In Kumho Tire Co. v. Carmichael, the right rear tire of a minivan blew out, causing a fatal accident. It was known that the tire failed, but it was unsettled whether a defect in the tire contributed to the accident; plaintiffs retained a mechanical engineer with an MSME who had worked in polyesters at Celanese Plastics, tire design and failure testing at Michelin, and then had done accident reconstruction and tire failure cases for years, who testified as to the reasons why he believed the blowout was caused by tread separation itself caused by a faulty design. The Supreme Court, however, affirmed a trial order precluding the expert from testifying entirely, essentially holding that the cause of the blowout was unknowable, even to experts in the field using their ordinary research methods. 

These sorts of determinations about what is known or can be known in complicated cases are now commonplace in our courts. The Eleventh Circuit held in Williams v. Mast Biosurgery USA, Inc., 644 F.3d 1312 (11th Cir. 2011) that it was unknowable how a patient ended up with pieces of plastic in her lower abdomen, even though her gynecologist, gastroenterologist and general surgeon all thought the plastic came from the SurgiWrap implanted in her just one month before, and thus precluded her from presenting her case to a jury. The Texas Supreme Court knows, as affirmed in Garza v. Merck & Co., 347 S.W.3d 256 (Tex. 2010), that a drug is indisputably harmless unless there are two formal epidemiological studies showing the drug at least doubles the risk of the particular disease the plaintiff suffered, and thus dismisses every pharmaceutical liability case without that specific evidence.

These decisions reflect, at bottom, a policy choice made by our courts, particularly the Supreme Court, to give preferential treatment to defendants in complicated disputes (and defendants who have well-concealed their conduct), by making factual determinations — e.g., that an allegation is “implausible” or that testimony by a qualified expert is nonetheless “unreliable” — that render it impossible for the plaintiff to satisfy their burden of proof.
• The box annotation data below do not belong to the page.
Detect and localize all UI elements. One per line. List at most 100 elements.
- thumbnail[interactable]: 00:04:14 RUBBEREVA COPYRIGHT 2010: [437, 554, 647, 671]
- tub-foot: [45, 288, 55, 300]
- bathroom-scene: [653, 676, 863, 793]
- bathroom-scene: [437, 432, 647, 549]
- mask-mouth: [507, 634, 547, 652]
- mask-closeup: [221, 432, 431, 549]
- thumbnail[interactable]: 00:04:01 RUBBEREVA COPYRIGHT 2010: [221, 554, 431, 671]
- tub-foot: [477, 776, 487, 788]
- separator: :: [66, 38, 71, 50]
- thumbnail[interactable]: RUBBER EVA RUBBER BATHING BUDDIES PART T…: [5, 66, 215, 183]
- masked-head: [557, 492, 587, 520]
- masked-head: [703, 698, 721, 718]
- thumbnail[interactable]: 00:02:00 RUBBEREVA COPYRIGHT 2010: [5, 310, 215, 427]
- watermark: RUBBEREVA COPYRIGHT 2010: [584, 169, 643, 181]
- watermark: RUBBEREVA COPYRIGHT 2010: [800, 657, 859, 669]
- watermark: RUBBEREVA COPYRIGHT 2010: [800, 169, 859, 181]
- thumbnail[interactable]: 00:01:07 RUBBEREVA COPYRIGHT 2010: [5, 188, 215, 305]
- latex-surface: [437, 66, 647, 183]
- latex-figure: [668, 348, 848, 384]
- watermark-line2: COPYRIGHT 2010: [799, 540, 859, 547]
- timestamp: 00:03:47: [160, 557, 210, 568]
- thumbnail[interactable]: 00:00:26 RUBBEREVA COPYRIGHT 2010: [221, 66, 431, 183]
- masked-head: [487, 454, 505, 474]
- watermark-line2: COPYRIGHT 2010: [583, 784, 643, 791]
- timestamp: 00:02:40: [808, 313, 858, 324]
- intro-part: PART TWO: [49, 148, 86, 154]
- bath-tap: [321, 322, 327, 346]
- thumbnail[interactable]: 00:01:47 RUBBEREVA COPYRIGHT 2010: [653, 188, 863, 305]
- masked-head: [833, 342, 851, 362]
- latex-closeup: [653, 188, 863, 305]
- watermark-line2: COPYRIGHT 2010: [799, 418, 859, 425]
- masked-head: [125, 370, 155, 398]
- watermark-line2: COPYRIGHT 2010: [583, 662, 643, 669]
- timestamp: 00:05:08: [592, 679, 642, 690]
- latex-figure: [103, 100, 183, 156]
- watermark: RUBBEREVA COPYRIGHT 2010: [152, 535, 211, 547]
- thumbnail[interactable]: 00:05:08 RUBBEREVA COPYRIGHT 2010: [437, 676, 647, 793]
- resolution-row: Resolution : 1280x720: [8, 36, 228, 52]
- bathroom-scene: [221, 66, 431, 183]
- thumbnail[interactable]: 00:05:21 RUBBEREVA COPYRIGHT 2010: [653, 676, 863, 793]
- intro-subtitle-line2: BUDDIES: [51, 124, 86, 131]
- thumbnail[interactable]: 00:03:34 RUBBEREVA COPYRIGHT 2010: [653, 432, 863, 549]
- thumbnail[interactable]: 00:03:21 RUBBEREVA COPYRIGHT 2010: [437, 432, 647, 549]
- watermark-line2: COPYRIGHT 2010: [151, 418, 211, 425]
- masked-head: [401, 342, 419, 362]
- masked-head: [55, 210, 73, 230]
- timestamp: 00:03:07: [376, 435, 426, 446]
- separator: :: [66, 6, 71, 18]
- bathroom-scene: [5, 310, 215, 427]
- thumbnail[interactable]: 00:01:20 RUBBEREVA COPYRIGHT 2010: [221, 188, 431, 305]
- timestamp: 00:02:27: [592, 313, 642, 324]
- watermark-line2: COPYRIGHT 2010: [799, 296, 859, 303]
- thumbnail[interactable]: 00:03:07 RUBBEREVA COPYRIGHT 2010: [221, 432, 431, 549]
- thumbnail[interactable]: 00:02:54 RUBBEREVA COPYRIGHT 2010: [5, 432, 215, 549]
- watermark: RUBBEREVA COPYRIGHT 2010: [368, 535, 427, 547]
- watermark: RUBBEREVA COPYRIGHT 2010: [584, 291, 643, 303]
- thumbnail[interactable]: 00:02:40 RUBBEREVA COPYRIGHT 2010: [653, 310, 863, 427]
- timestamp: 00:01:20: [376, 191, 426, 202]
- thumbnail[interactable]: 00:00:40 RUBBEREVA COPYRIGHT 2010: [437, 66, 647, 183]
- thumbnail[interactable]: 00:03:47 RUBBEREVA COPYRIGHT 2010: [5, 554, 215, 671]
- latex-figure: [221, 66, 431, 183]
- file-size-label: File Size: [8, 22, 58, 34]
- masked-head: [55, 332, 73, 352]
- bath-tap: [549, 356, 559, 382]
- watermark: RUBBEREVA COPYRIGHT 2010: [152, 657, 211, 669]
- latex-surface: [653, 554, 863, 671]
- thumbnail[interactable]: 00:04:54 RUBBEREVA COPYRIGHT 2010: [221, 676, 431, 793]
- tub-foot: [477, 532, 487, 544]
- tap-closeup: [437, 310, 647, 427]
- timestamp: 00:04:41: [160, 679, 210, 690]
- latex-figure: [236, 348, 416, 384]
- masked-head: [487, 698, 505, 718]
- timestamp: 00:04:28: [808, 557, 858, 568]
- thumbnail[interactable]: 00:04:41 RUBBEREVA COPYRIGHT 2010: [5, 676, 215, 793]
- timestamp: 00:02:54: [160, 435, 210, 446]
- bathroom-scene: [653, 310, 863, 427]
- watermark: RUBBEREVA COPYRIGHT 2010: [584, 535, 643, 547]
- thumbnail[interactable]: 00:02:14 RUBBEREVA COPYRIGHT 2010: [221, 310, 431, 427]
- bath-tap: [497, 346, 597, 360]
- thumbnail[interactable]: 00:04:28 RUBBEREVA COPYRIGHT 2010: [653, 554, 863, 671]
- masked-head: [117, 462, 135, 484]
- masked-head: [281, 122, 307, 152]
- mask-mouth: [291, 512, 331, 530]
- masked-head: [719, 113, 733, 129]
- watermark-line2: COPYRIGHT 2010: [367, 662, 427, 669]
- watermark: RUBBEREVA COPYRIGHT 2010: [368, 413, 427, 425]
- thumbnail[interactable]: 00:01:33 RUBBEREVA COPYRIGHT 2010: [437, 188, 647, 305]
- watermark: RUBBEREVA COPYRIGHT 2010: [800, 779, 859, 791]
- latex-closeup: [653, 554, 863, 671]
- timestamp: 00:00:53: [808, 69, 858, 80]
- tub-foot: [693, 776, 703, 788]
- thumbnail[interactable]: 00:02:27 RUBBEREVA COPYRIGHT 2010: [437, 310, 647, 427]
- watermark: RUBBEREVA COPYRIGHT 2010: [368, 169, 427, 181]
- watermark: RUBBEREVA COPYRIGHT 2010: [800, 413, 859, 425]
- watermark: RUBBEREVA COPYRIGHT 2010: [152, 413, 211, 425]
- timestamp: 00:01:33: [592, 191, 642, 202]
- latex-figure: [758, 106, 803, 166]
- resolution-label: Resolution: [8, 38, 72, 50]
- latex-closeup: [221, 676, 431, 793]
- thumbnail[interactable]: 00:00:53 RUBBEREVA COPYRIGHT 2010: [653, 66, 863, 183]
Outside the legal system, most of these disputes involving compelling circumstantial evidence and qualified expert witnesses would be considered to involve unsettled facts, but in the tort system courts routinely deem certain unsettled facts to be known in a manner that limits or precludes plaintiff’s claim, and deem certain unknown facts to be unknowable to anyone at all and thus wholly off limits to the legal system.

I personally feel that the increasing entrenchment of judicial infallibility, in which courts decide for themselves just enough facts to determine the outcome of complex cases, violates the Seventh Amendment, the text of the federal Rules, and undermines the legitimate purposes of the civil justice system for nothing more than a modest increase in profits for well-financed, well-insured corporations. Others, however, may feel that Blackwell’s formulation should apply to tort cases, that it is better for some meritorious cases to be wrongly denied than for any claims based on unsettled facts to prevail. (As you may suspect, I am sharply critical of claims that curtailing tort law is good for the economy.)

But there is one issue that should concern us all: as the courts become increasingly obsessed with deciding complicated cases by reference to procedural doctrines that ask the court to leave its expertise in the law and feign expertise in complex factual situations, courts run an increasing risk of becoming wholly unmoored from the facts of the disputes they are trying to decide. If a primary concern about tort litigation is that it is unpredictable — as is often stated by tort reformers — then everyone should be concerned when judges decide for themselves the dispositive facts of cases.